1a. In R, use the "system" function with the parameter intern=TRUE to solve question 1a from project 3. Inside the system function, you can use any method from bash that you like. The goal is to be able to solve this question relatively quickly, without having to import the complete file allyears.csv into R.
1b. In R, use the "pipe" function, wrapped inside the read.csv function, to solve question 1a in a different way, without using the "system" function.
1c. Use system.time to see which of these two methods is faster. By the way, both methods should be MUCH faster than importing the entire allyears.csv file, as we naively did back in project 3.
2. See what is the quickest method that you can use to solve question 4c from project 3, using your knowledge of bash and/or awk tools, as well as the system or pipe functions in R.
3. Solve questions 8a and 8c from project 3 again, using your knowledge of bash and/or awk tools, as well as the system or pipe functions in R.
4. Use awk (and the system or pipe function in R) to solve question 1 from project 5 again. How much faster is your solution, using these tools, as compared to the method you used from project 5?
5a. Use awk to find the lengths of the lines in the yow.lines file, and then use R to make a plot of the distribution of the lengths.
5b. Is it faster to (a) use awk to find the lengths of the lines, and then import these lengths in R (instead of the whole lines themselves), or (b) is it faster use R to import all of the lines and find the lengths within R?
5c.
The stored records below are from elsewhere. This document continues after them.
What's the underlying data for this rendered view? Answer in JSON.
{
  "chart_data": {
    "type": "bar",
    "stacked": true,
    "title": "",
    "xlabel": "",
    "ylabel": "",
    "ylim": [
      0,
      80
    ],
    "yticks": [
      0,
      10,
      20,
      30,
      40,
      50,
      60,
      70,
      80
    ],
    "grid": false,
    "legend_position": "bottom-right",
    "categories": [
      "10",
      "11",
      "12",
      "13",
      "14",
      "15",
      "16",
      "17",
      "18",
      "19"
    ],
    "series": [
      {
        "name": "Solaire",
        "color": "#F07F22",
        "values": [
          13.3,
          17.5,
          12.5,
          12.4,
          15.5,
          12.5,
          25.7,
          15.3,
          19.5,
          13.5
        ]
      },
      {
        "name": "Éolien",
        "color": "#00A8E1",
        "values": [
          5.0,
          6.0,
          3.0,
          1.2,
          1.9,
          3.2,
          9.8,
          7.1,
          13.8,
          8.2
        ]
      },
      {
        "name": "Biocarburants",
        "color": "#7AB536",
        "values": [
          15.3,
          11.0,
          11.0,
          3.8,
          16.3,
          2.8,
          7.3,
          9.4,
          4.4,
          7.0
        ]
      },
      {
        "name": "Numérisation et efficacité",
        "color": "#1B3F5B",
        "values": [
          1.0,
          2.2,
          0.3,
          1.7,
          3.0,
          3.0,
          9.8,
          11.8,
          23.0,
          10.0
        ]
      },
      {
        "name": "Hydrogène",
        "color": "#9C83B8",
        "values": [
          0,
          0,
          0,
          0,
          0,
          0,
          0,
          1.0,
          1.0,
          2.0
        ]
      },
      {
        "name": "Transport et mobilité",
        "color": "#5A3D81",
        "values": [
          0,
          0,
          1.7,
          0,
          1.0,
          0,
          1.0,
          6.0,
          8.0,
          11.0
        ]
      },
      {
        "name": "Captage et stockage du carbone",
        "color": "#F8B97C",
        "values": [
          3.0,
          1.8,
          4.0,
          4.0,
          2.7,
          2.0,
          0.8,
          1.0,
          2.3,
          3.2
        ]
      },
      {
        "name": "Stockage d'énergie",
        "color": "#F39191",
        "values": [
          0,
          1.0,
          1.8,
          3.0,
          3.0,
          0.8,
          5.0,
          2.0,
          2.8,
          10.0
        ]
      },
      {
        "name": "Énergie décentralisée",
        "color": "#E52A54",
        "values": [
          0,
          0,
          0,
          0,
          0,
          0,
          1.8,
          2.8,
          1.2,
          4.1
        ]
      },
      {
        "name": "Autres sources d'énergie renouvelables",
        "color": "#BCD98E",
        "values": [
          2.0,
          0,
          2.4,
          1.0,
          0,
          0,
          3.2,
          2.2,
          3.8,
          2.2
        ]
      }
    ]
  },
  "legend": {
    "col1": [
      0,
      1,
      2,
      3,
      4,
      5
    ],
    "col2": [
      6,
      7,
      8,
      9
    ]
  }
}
Find the distribution of the words in the /usr/share/dict/words file, according to the starting character. The letters should be treated as case insensitive.
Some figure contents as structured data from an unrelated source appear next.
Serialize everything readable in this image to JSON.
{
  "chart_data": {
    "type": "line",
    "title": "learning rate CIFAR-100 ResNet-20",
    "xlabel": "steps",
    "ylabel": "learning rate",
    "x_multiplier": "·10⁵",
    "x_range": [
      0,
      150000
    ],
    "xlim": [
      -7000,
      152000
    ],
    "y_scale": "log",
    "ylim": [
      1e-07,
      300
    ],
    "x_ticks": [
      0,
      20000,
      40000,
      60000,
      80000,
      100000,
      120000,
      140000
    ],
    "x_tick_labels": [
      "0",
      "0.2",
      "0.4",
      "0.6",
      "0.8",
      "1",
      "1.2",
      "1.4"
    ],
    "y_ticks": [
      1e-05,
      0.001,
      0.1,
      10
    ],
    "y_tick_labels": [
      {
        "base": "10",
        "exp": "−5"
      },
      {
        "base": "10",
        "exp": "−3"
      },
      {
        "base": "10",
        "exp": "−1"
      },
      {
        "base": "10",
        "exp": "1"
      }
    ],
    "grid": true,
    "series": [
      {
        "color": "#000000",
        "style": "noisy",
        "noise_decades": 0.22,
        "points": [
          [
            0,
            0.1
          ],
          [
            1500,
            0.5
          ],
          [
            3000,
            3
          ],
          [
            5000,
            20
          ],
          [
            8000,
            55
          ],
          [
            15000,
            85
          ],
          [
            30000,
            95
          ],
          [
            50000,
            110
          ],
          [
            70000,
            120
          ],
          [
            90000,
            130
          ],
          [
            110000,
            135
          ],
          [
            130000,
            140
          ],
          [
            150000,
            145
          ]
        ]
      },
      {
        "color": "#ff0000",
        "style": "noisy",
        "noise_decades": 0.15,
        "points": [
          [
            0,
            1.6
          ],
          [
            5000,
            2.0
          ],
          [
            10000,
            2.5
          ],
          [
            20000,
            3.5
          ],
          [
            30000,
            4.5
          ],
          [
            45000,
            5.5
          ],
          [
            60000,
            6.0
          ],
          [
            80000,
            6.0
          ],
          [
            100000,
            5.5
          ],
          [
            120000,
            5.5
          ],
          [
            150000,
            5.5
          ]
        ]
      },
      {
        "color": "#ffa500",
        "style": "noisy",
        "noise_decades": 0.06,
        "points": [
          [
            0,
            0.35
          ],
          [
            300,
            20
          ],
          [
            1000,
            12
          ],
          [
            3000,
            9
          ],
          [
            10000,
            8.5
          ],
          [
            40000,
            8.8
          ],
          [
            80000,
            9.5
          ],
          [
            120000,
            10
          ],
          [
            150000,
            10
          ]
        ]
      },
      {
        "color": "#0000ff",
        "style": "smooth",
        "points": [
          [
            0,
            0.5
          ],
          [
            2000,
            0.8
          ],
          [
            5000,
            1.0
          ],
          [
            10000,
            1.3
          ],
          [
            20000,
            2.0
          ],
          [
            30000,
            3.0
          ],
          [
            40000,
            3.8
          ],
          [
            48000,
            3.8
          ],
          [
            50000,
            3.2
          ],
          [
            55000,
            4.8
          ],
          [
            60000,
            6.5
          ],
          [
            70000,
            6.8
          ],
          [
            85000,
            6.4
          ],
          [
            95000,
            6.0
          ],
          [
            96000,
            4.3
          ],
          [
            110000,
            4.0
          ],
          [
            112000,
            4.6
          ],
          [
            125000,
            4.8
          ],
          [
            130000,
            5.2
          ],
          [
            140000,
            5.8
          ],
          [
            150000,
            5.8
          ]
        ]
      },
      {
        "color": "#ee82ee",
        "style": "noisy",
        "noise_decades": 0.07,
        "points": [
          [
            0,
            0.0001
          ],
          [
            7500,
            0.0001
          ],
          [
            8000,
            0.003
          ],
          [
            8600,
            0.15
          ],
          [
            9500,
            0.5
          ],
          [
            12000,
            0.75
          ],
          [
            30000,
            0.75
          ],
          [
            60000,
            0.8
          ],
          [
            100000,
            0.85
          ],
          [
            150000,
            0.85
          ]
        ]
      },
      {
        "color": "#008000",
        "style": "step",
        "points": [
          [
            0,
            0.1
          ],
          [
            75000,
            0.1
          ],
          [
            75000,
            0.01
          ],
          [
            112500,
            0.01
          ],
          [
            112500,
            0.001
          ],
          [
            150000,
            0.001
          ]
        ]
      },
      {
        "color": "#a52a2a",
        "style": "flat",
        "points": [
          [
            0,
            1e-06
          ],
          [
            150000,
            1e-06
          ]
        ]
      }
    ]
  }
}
5d. Use R to plot the distribution from part c. Plot the letters in decreasing order, according to how many words start with those letters.
6. Working with the DataFest 2015 visitor.csv file, use question 1c from project 6 to make a dotchart in R of the twenty cities with the most entries, showing the number of entries per city. Please put the data in the dotchart into numerical order, according to the number of entries for the city.
In question 7, for parts a, b, c, use bash or awk tools.
7a. The file babynames.txt has 134 years of data, with all of the baby names from 1880 to 2013. Extract a list of all of the names (regardless of gender).
7b. Remove the duplicates from the list in part a.
7c. Count the number of (unique) names that remain, according to the length of the name.
7d. Finally, import the resulting distribution of lengths to R, and make a plot of the distribution of the number of names, according to the length of the name.
7e. Redo parts 7a through 7d using only R functions, without resorting to bash or awk.
7f. Which method was faster? The method that blended bash/awk/R tools, or the method that used only tools from R?
8. Make a list (in increasing order) of all of the integers from 1 to 1000000 whose prime factors are only 2's and/or 3's. Hint: It might help to think cleverly and use an inner product, but you can do this in any way that you like. Time your solution. What is the fastest way that you can solve the problem? Compare with your peers to see what kinds of solutions that they found, and how fast the solution worked. [Hint: there are 142 such numbers, starting with 1, 2, 3, 4, 6, 8, 9, 12, 16, 18, 24, ..., and ending with 995328.]